Like any smart musician, Anderson .Paak occasionally turns to others to help refine his work. Still, the multi-dimensional musician didn’t know how to react earlier this year when a creative collaborator told him Oxnard —.Paak’s wild, funky, psychedelic, and seemingly finished new album — still needed tweaking.
“Yeah, that was definitely a big learning experience,” Paak says. Then again, when the collaborator is Dr. Dre, the iconic rapper-producer who not only helped discover .Paak but prominently featured him on his 2015 Compton LP, constructive criticism like that is easier to swallow.
“You need that,” .Paak now admits, “because you’ll go crazy when you’re making these albums if you don’t have nobody to be your co-pilot.” As it turned out, Dre, who is executive producing Oxnard, was spot-on with his assessment. “We went in for a few more weeks and that’s when the bulk of the album actually got done,” .Paak says of the more than 10 new tracks that form the core of the record. “And these were songs that I never thought I’d write.”
Working with Dre — a long-ago cemented legend who, in 2015, became hip-hop’s first billionaire when he and Jimmy Iovine sold their company Beats by Dre to Apple — is crucial for an artist like .Paak. For one, .Paak says, Dre has nothing to lose when cooking up experimental ideas in the studio. And plus, the soulful artist sees himself more in the lineage of James Brown rather than, say, Jeezy. To hear him tell it, .Paak wants nothing less than to “change pop music” entirely.

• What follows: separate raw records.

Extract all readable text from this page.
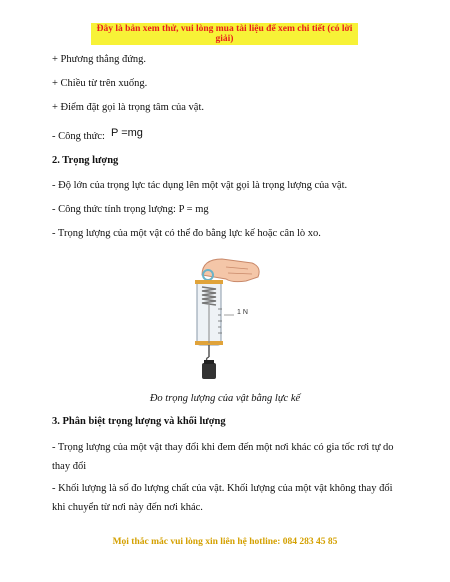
Đây là bản xem thử, vui lòng mua tài liệu để xem chi tiết (có lời giải)
+ Phương thẳng đứng.
+ Chiều từ trên xuống.
+ Điểm đặt gọi là trọng tâm của vật.
- Công thức: P =mg
2. Trọng lượng
- Độ lớn của trọng lực tác dụng lên một vật gọi là trọng lượng của vật.
- Công thức tính trọng lượng: P = mg
- Trọng lượng của một vật có thể đo bằng lực kế hoặc cân lò xo.
1 N
Đo trọng lượng của vật bằng lực kế
3. Phân biệt trọng lượng và khối lượng
- Trọng lượng của một vật thay đổi khi đem đến một nơi khác có gia tốc rơi tự do thay đổi
- Khối lượng là số đo lượng chất của vật. Khối lượng của một vật không thay đổi khi chuyển từ nơi này đến nơi khác.
Mọi thắc mắc vui lòng xin liên hệ hotline: 084 283 45 85
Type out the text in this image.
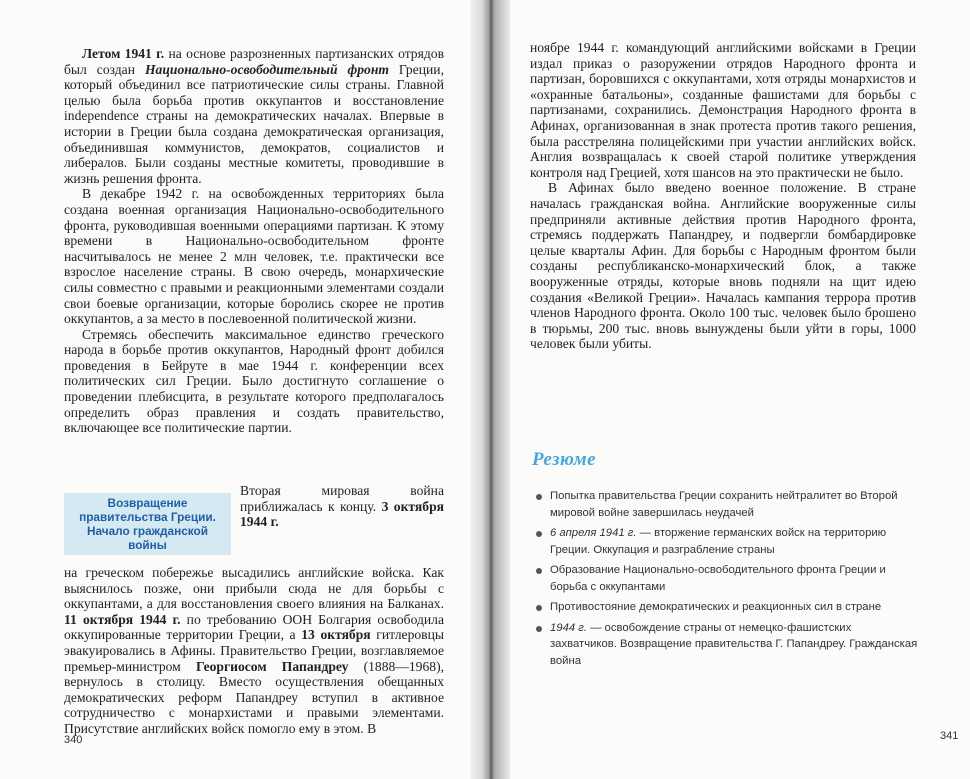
Летом 1941 г. на основе разрозненных партизанских отрядов был создан Национально-освободительный фронт Греции, который объединил все патриотические силы страны. Главной целью была борьба против оккупантов и восстановление independence страны на демократических началах. Впервые в истории в Греции была создана демократическая организация, объединившая коммунистов, демократов, социалистов и либералов. Были созданы местные комитеты, проводившие в жизнь решения фронта.

В декабре 1942 г. на освобожденных территориях была создана военная организация Национально-освободительного фронта, руководившая военными операциями партизан. К этому времени в Национально-освободительном фронте насчитывалось не менее 2 млн человек, т.е. практически все взрослое население страны. В свою очередь, монархические силы совместно с правыми и реакционными элементами создали свои боевые организации, которые боролись скорее не против оккупантов, а за место в послевоенной политической жизни.

Стремясь обеспечить максимальное единство греческого народа в борьбе против оккупантов, Народный фронт добился проведения в Бейруте в мае 1944 г. конференции всех политических сил Греции. Было достигнуто соглашение о проведении плебисцита, в результате которого предполагалось определить образ правления и создать правительство, включающее все политические партии.

Возвращение правительства Греции. Начало гражданской войны
Вторая мировая война приближалась к концу. 3 октября 1944 г.

на греческом побережье высадились английские войска. Как выяснилось позже, они прибыли сюда не для борьбы с оккупантами, а для восстановления своего влияния на Балканах. 11 октября 1944 г. по требованию ООН Болгария освободила оккупированные территории Греции, а 13 октября гитлеровцы эвакуировались в Афины. Правительство Греции, возглавляемое премьер-министром Георгиосом Папандреу (1888—1968), вернулось в столицу. Вместо осуществления обещанных демократических реформ Папандреу вступил в активное сотрудничество с монархистами и правыми элементами. Присутствие английских войск помогло ему в этом. В

340

ноябре 1944 г. командующий английскими войсками в Греции издал приказ о разоружении отрядов Народного фронта и партизан, боровшихся с оккупантами, хотя отряды монархистов и «охранные батальоны», созданные фашистами для борьбы с партизанами, сохранились. Демонстрация Народного фронта в Афинах, организованная в знак протеста против такого решения, была расстреляна полицейскими при участии английских войск. Англия возвращалась к своей старой политике утверждения контроля над Грецией, хотя шансов на это практически не было.

В Афинах было введено военное положение. В стране началась гражданская война. Английские вооруженные силы предприняли активные действия против Народного фронта, стремясь поддержать Папандреу, и подвергли бомбардировке целые кварталы Афин. Для борьбы с Народным фронтом были созданы республиканско-монархический блок, а также вооруженные отряды, которые вновь подняли на щит идею создания «Великой Греции». Началась кампания террора против членов Народного фронта. Около 100 тыс. человек было брошено в тюрьмы, 200 тыс. вновь вынуждены были уйти в горы, 1000 человек были убиты.

Резюме
Попытка правительства Греции сохранить нейтралитет во Второй мировой войне завершилась неудачей
6 апреля 1941 г. — вторжение германских войск на территорию Греции. Оккупация и разграбление страны
Образование Национально-освободительного фронта Греции и борьба с оккупантами
Противостояние демократических и реакционных сил в стране
1944 г. — освобождение страны от немецко-фашистских захватчиков. Возвращение правительства Г. Папандреу. Гражданская война
341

Malibu, his Grammy-nominated breakout 2016 album, was a sprawling, soulful slice of Stax-inspired sincerity. But .Paak opens the sonic floodgates for Oxnard, which takes its name from his native city. “And that’s all I ever wanted to do,” says the singer, who uses the LP’s opening minutes to veer from Blaxploitation-era soundtrack music (“The Chase”) to classic West Coast gangsta rap (“Headlow”) and brass-anchored soul (“Tints”). Furthermore, he roped in a who’s-who of guest features to flesh out his vision including Kendrick Lamar, Q-Tip, J. Cole, and Pusha-T. In total, it makes for one of the most tantalizing and trippy hip-hop releases of the year. Or as the rapper describes it: “This album is Anderson .Paak with some big-ass brass cajones!”

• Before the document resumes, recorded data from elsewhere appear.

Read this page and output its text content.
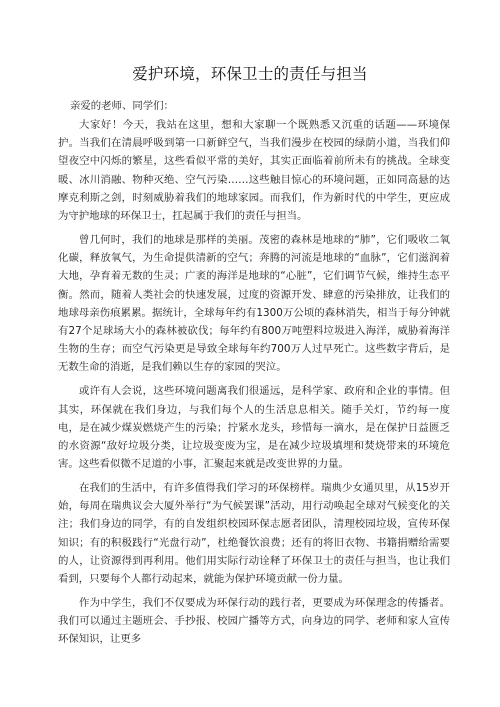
爱护环境，环保卫士的责任与担当

亲爱的老师、同学们：

大家好！今天，我站在这里，想和大家聊一个既熟悉又沉重的话题——环境保护。当我们在清晨呼吸到第一口新鲜空气，当我们漫步在校园的绿荫小道，当我们仰望夜空中闪烁的繁星，这些看似平常的美好，其实正面临着前所未有的挑战。全球变暖、冰川消融、物种灭绝、空气污染……这些触目惊心的环境问题，正如同高悬的达摩克利斯之剑，时刻威胁着我们的地球家园。而我们，作为新时代的中学生，更应成为守护地球的环保卫士，扛起属于我们的责任与担当。

曾几何时，我们的地球是那样的美丽。茂密的森林是地球的“肺”，它们吸收二氧化碳，释放氧气，为生命提供清新的空气；奔腾的河流是地球的“血脉”，它们滋润着大地，孕育着无数的生灵；广袤的海洋是地球的“心脏”，它们调节气候，维持生态平衡。然而，随着人类社会的快速发展，过度的资源开发、肆意的污染排放，让我们的地球母亲伤痕累累。据统计，全球每年约有1300万公顷的森林消失，相当于每分钟就有27个足球场大小的森林被砍伐；每年约有800万吨塑料垃圾进入海洋，威胁着海洋生物的生存；而空气污染更是导致全球每年约700万人过早死亡。这些数字背后，是无数生命的消逝，是我们赖以生存的家园的哭泣。

或许有人会说，这些环境问题离我们很遥远，是科学家、政府和企业的事情。但其实，环保就在我们身边，与我们每个人的生活息息相关。随手关灯，节约每一度电，是在减少煤炭燃烧产生的污染；拧紧水龙头，珍惜每一滴水，是在保护日益匮乏的水资源“敌好垃圾分类，让垃圾变废为宝，是在减少垃圾填埋和焚烧带来的环境危害。这些看似微不足道的小事，汇聚起来就是改变世界的力量。

在我们的生活中，有许多值得我们学习的环保榜样。瑞典少女通贝里，从15岁开始，每周在瑞典议会大厦外举行“为气候罢课”活动，用行动唤起全球对气候变化的关注；我们身边的同学，有的自发组织校园环保志愿者团队，清理校园垃圾，宣传环保知识；有的积极践行“光盘行动”，杜绝餐饮浪费；还有的将旧衣物、书籍捐赠给需要的人，让资源得到再利用。他们用实际行动诠释了环保卫士的责任与担当，也让我们看到，只要每个人都行动起来，就能为保护环境贡献一份力量。

作为中学生，我们不仅要成为环保行动的践行者，更要成为环保理念的传播者。我们可以通过主题班会、手抄报、校园广播等方式，向身边的同学、老师和家人宣传环保知识，让更多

Like him, .Paak says Dre also wants to cook up off-the-wall songs that alter listeners’ perception of what defines a contemporary hip-hop album. “That’s the one thing working with Dre,” .Paak adds. “It’s not like I’m trapped in there with some record execs or A&Rs who are like ‘What’s the single?’” The nasal-voiced musician lets out one of his trademark hyena-style laughs. “Nah, Dre is just trying to have the most fun. I almost have to scale him back a lot of times. Like ‘Let’s go back to the hook, Dre!’ He just wants to make the craziest music ever. Yeah, it was pure creative bliss.”
At 32, .Paak is, at least by hip-hop standards, a bit old to be having his breakout moment — a coming-out party driven by Malibu dominating critics’ year-end lists, and, in turn, propelling the emcee onto festival stages the world over. Not that .Paak’s swift ascension was for a lack of previous effort. The son of an African-American father and a South Korean mother, .Paak took up drums at 11 but spent the better part of the next two decades pursuing a music career while working odd jobs, logging session time as a drummer, and even selling drugs. Getting married in 2011, and becoming a father shortly thereafter, only further motivated him to make music his livelihood.
Having met Dre, and now living out his dream, .Paak is ready to push his ambition even further. “I’m in the era where everyone’s doing these sh—y-ass Auto Tune-y vibes,” he says bluntly. “So I gotta be unique.” Frankly, the rapper adds, he only wishes more outré albums like Oxnard were less of an outlier. “If it was the ‘70s I’d just have my chest hair out and be wearing cool outfits and I’d be up there [like] James Brown sweating all ugly,” he says. “That was the s—. Now it’s a whole different world.”
Plus, he says, having A-list admirers like Dre or say, Beyoncé and Bruno Mars — for whom he’s opened on their respective tours — the pressure is on to prove he actually belongs. “They’re all hit music-makers,” he notes, before adding with a massive dose of humility, “And me? I’m the guy that’s still gotta put some numbers on the board.”